Whilst I was in these mountains, I went on Sundays and saints' days sometimes to one church and sometimes to another. One day I went out with a resolution not to go to a certain church, where I imagined there was no occasion for me, but before I had gone far, I found myself pressed by a secret impulse to return back to that same church. I obeyed the influence, and discovered it to proceed from the mercy of God to three young children who were destitute of all succour, and at the point of death. I found two very quickly in this miserable state; the mother had retired to some distance that she might not see them die, and when she saw me stop, came and told me that they had been obliged by want to leave the town they lived in, and were at length reduced to this dismal condition, that she had been baptised, but that the children had not. After I had baptised and relieved them, I continued my walk, reflecting with wonder on the mercy of God, and about evening discovered another infant, whose mother, evidently a Catholic, cried out to me to save her child, or at least that if I could not preserve this uncertain and perishable life, I should give it another certain and permanent. I sent my servant to fetch water with the utmost expedition, for there was none near, and happily baptised the child before it expired.

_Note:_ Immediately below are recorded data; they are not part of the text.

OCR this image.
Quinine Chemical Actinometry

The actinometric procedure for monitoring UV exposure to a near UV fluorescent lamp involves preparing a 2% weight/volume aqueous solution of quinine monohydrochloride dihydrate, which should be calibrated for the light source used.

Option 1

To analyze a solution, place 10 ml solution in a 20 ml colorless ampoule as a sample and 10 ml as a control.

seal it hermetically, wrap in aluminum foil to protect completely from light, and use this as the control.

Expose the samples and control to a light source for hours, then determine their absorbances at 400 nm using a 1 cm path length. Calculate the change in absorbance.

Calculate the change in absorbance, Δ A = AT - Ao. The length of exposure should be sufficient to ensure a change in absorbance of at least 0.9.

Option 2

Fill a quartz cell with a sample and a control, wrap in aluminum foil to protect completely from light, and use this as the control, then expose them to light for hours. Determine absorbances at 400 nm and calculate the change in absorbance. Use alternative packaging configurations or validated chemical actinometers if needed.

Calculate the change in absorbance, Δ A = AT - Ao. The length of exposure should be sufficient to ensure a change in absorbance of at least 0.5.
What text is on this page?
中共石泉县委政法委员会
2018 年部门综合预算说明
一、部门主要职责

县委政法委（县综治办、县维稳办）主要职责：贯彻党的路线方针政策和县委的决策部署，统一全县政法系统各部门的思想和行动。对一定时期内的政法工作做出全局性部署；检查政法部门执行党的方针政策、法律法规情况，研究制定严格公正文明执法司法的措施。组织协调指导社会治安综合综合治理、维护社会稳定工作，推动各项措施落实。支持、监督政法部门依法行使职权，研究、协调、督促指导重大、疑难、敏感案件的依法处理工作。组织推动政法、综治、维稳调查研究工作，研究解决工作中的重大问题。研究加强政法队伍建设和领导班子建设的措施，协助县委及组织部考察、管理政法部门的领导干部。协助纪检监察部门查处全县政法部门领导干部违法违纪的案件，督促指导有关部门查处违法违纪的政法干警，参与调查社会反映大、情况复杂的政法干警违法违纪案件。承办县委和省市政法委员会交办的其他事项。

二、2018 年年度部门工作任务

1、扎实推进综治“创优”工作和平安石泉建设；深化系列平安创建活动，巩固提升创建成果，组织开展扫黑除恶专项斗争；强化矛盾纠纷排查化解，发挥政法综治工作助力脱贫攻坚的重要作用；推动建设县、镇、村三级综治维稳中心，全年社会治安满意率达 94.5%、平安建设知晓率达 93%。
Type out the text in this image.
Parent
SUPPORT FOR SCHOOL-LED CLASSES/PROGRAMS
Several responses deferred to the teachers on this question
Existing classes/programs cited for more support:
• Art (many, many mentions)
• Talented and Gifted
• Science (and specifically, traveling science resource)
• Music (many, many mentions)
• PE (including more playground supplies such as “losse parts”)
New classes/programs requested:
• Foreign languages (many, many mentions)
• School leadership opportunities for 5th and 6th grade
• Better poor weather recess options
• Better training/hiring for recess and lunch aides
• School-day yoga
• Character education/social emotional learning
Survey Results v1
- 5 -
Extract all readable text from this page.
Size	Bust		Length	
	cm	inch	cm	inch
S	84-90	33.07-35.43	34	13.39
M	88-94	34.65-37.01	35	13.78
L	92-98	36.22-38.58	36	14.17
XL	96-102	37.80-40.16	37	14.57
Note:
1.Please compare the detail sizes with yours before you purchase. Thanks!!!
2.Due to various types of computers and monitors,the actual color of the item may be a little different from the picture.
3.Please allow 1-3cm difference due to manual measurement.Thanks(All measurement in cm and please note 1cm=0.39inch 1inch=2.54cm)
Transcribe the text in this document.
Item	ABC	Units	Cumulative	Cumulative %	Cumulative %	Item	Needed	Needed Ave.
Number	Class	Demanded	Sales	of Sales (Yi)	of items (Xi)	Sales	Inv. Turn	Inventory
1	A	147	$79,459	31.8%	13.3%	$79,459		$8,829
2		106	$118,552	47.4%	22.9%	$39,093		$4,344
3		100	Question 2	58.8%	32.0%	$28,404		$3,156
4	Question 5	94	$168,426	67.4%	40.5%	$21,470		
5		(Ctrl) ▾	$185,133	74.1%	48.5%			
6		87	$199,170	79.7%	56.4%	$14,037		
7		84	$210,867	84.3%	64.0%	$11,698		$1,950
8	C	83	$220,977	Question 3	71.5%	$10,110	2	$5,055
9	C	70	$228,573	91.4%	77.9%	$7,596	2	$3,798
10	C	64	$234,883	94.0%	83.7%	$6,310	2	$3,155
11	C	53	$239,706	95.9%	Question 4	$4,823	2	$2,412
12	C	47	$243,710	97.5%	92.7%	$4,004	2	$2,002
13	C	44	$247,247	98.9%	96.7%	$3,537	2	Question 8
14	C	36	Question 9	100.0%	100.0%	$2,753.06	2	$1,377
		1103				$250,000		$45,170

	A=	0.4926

Soon after this I returned to Fremona, and had great hopes of accompanying the patriarch to the court; but, when we were almost setting out, received the command of the superior of the mission to stay at Fremona, with a charge of the house there, and of all the Catholics that were dispersed over the kingdom of Tigre, an employment very ill-proportioned to my abilities. The house at Fremona has always been much regarded even by those emperors who persecuted us; Sultan Segued annexed nine large manors to it for ever, which did not make us much more wealthy, because of the expensive hospitality which the great conflux of strangers obliged us to. The lands in Abyssinia yield but small revenues, unless the owners themselves set the value upon them, which we could not do.